(The Coleridge Bulletin New Series No 6 (Autumn 1995) , p.59)
Lines Written
between Alfoxden and Nether Stowey
In this jackdawed lane beside the ricks and briars
Under Coleridge stars whose blessed orient light
Bluewashed nightmaired lives whose minds to them aspired;
Herein this leaved and guttered path unto a crystal channel leading
Persuades my mind to ancient thoughts,lifts my weathered, tethered
heart,
Alloys my wind-thoughts in the black night's starring.
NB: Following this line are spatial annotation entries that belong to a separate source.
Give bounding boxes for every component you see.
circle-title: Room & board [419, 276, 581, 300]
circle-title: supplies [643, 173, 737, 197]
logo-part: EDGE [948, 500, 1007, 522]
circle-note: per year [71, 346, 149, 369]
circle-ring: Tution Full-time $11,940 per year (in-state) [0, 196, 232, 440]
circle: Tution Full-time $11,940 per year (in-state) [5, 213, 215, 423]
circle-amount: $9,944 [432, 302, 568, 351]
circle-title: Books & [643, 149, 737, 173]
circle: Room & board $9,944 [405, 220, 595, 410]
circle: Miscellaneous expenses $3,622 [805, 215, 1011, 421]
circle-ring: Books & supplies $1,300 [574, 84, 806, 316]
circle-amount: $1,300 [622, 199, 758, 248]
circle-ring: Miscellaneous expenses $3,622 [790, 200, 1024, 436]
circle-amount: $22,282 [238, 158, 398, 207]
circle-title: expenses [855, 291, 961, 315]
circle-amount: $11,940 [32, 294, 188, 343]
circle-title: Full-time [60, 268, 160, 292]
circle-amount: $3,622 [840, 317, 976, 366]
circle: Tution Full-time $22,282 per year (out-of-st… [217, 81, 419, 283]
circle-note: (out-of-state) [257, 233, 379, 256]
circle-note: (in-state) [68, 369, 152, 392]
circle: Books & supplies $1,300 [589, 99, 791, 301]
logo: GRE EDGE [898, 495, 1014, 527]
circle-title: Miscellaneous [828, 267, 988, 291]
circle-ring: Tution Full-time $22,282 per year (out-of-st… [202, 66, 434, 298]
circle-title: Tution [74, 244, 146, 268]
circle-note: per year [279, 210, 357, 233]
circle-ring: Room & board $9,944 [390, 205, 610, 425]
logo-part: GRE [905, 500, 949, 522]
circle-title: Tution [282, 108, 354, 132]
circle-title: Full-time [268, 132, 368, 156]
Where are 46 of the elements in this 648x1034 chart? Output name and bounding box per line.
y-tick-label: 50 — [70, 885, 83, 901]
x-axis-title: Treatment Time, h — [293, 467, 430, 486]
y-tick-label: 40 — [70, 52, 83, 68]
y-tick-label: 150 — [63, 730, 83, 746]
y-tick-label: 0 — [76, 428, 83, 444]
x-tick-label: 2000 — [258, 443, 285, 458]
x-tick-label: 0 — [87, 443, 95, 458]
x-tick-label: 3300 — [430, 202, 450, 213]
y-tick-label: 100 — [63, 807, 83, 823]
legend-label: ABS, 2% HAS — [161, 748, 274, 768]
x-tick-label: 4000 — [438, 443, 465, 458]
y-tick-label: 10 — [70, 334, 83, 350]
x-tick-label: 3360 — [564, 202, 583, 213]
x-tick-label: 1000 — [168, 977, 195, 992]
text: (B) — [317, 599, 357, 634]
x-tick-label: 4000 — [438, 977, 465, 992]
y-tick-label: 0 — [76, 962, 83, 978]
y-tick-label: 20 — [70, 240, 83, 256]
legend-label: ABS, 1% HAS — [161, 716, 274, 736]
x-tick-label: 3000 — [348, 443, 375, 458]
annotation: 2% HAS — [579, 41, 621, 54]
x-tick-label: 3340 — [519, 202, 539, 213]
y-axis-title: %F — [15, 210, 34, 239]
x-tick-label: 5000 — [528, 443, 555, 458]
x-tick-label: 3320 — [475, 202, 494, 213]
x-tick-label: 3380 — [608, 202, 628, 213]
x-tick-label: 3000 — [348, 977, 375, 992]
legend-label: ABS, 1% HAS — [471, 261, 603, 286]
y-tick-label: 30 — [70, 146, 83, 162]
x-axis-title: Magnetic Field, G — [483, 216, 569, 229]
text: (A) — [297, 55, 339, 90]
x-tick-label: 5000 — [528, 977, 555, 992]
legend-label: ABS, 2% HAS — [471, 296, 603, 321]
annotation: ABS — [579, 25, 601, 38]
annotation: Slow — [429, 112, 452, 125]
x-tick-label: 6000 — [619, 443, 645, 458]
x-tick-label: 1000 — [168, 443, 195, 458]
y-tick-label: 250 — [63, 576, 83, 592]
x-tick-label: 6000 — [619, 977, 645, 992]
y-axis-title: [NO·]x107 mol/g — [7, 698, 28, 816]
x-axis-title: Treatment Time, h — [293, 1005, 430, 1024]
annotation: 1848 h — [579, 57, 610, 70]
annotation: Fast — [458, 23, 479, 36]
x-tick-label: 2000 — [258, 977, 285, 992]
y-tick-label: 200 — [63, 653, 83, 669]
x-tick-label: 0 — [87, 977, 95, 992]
For tracking is the thing that under spotted nights does cut me down
To rest diaphragmatic
alemelle;
Breasting now this hill beside the neatherd's nest,
Recumbent here upon Nithera's fell,
I wait the morn, the warm with back into the weathered West
And sighing myself asleep, beneath the sky's canopeum
Address the thoughts that from these words
The heart within my breast cries out "hoc est corpus
meum".
Cornelius Peck 1994
["The phrase 'diaphragmatic alemelle' is lifted from
Coleridge's Notebooks....The phrase, I seem to remember, was used to refer to a
half-waking, fetal position of the body.... I trust this lends the proper
romance and not obscurity to the poem." Author's note.]